Approximating Langevin Monte Carlo with ResNet-like Neural Network architectures
This work addresses sampling challenges in machine learning, offering a novel neural network-based approach, but it appears incremental as it builds on existing Langevin Monte Carlo methods.
The paper tackles the problem of sampling from smooth, log-concave target distributions by constructing a neural network that maps samples from a reference distribution to the target, inspired by the Langevin Monte Carlo algorithm. It shows approximation rates in Wasserstein-2 distance, deriving bounds on variance proxies under perturbation assumptions.

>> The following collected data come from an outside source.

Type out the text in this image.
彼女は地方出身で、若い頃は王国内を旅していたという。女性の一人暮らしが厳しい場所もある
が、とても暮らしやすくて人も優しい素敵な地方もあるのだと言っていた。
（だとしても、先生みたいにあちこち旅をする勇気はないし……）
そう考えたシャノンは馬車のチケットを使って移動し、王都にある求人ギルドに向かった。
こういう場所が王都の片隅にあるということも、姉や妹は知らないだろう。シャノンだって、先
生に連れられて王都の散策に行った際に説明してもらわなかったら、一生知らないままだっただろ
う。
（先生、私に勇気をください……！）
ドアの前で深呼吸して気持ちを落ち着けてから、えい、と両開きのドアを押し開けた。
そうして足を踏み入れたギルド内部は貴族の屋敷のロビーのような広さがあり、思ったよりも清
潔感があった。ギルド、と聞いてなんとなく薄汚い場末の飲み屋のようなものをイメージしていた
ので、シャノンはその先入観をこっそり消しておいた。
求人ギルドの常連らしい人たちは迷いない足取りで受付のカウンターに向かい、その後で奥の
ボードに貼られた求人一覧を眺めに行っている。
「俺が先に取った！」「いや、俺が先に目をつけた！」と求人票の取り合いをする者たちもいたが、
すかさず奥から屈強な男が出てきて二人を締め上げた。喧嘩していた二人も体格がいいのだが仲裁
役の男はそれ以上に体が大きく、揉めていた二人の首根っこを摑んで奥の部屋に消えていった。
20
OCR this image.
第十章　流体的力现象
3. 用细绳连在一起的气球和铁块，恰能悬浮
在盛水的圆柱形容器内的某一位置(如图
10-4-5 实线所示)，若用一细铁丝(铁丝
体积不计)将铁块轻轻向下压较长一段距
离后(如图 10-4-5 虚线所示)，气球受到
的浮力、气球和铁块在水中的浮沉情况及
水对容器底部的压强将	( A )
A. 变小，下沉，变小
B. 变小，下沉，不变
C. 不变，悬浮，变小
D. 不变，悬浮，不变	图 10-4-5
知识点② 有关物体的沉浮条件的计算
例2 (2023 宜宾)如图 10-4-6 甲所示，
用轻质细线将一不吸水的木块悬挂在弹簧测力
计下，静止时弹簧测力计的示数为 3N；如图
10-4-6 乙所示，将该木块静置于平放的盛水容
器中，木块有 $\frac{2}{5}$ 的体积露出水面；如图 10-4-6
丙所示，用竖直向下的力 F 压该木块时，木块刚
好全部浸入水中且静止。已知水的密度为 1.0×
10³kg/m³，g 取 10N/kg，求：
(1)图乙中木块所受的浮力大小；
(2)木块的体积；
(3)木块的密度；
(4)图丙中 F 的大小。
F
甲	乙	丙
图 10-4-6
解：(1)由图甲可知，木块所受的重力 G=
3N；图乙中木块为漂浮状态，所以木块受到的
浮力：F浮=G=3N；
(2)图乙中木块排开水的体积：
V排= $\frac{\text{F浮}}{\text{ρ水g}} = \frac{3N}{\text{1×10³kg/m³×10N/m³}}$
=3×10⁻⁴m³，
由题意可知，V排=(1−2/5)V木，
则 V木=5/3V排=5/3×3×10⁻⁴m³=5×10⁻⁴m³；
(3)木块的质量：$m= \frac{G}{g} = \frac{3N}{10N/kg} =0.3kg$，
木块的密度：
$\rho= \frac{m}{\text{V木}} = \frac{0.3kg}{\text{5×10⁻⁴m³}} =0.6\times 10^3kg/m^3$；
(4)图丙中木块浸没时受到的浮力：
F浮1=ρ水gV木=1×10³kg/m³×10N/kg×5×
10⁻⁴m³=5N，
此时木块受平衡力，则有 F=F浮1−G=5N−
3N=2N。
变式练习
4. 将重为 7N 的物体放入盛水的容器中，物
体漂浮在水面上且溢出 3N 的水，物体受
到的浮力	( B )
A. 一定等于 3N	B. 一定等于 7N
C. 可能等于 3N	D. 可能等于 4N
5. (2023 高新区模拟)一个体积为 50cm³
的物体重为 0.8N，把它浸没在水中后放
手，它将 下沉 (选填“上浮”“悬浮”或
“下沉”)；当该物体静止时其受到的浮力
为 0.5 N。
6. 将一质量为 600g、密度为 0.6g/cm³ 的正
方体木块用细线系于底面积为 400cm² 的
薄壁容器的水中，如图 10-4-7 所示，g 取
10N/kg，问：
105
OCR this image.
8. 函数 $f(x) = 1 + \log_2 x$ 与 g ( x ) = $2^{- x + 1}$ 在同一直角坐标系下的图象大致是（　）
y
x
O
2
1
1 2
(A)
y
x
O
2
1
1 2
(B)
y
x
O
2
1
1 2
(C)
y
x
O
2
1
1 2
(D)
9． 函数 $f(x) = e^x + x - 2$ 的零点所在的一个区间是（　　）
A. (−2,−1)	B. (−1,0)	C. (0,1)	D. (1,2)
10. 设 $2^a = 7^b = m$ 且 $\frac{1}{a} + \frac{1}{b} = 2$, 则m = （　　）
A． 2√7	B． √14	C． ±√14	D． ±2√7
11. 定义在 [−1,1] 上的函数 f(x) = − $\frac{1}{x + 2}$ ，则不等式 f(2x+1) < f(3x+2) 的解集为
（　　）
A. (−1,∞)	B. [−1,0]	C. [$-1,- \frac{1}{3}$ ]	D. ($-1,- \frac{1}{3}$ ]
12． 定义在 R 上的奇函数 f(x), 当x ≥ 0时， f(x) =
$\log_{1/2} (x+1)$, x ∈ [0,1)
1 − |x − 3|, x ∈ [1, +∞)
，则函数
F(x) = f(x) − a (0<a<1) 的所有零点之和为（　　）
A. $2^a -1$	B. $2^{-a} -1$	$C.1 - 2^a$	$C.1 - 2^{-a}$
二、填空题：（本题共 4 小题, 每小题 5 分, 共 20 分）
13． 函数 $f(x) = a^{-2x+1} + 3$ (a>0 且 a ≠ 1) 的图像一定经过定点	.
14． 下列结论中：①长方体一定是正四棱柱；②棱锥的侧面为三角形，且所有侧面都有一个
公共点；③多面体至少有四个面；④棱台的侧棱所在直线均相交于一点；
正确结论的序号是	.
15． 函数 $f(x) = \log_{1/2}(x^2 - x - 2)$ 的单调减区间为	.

We sample from a given target distribution by constructing a neural network which maps samples from a simple reference, e.g. the standard normal distribution, to samples from the target. To that end, we propose using a neural network architecture inspired by the Langevin Monte Carlo (LMC) algorithm. Based on LMC perturbation results, we show approximation rates of the proposed architecture for smooth, log-concave target distributions measured in the Wasserstein-$2$ distance. The analysis heavily relies on the notion of sub-Gaussianity of the intermediate measures of the perturbed LMC process. In particular, we derive bounds on the growth of the intermediate variance proxies under different assumptions on the perturbations. Moreover, we propose an architecture similar to deep residual neural networks and derive expressivity results for approximating the sample to target distribution map.